DBG 2023

Böden – divers & multifunktional

2. – 8. September 2023

Halle an der Saale

„SOIL PROFILE CAKE CONTEST (SPCC)“:

Wer bäckt das schönste und wohlschmeckendste Bodenprofil?

 

Ein Highlight der DBG-Jahrestagung 2023 in Halle (Saale) war ohne Zweifel der Soil Profile Cake Contest… ein Wettbewerb für bodenkundlich bewanderte und gleichermaßen kulinarisch kreative Tagungsteilnehmer:innen. Wenn man Bodenkundler und Bodenkundlerin fragt, was sie dazu treiben könnte, ein essbares Bodenprofil ins Dasein zu rufen, wird die Antwort individuell wahrscheinlich sehr unterschiedlich klingen. Vielleicht ist es die andauernde Faszination für Böden, die nach dem Ablegen von Spaten und Bohrstock mit nach Hause kommt und sich heimlich auch in die Küche hineinschleicht?

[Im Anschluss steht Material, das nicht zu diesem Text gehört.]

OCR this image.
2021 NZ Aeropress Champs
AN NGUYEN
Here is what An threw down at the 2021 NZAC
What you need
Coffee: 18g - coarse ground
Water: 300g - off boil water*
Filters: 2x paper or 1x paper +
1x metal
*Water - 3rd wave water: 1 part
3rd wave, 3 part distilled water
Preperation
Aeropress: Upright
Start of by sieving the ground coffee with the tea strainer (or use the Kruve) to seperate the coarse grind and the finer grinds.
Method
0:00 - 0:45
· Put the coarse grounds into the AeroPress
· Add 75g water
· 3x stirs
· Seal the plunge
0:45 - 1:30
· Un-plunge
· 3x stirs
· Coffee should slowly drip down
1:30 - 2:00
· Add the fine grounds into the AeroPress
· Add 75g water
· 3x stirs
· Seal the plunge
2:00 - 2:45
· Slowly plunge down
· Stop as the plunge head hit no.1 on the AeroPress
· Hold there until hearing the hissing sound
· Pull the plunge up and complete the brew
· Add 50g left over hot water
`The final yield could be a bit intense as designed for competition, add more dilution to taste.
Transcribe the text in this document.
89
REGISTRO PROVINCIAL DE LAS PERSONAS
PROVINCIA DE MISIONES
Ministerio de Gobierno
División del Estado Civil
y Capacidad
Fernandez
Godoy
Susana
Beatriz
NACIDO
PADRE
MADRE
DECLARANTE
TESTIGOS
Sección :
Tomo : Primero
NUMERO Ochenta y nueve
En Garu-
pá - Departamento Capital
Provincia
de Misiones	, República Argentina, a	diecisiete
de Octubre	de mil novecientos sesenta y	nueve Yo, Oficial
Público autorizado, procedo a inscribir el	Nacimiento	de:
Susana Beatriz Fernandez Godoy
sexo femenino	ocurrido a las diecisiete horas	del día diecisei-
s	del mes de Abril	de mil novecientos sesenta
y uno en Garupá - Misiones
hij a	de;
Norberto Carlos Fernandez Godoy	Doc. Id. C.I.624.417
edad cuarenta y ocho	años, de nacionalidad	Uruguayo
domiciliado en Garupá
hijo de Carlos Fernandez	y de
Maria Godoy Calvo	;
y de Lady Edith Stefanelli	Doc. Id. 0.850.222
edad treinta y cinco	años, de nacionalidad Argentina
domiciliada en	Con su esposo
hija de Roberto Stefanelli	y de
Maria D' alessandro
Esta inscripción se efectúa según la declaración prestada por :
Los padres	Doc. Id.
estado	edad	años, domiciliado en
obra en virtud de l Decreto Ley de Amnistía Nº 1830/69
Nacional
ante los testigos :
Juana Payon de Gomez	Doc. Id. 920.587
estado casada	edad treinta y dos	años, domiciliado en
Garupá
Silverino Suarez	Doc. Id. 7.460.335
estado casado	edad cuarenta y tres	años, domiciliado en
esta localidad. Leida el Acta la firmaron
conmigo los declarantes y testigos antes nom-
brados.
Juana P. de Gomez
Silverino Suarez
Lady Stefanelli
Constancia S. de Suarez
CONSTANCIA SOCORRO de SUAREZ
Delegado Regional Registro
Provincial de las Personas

Oder ist ein plötzlicher Moment der Erleuchtung dafür verantwortlich? Etwa an einem langen Kartierungstag, an dem man das Lunchpaket zuhause vergessen hat. Dann wurde man vielleicht von der schmerzvollen Offenbarung der Ähnlichkeit eines Bodenprofils mit einem riesigen Stück Kuchen getroffen. Wer weiß?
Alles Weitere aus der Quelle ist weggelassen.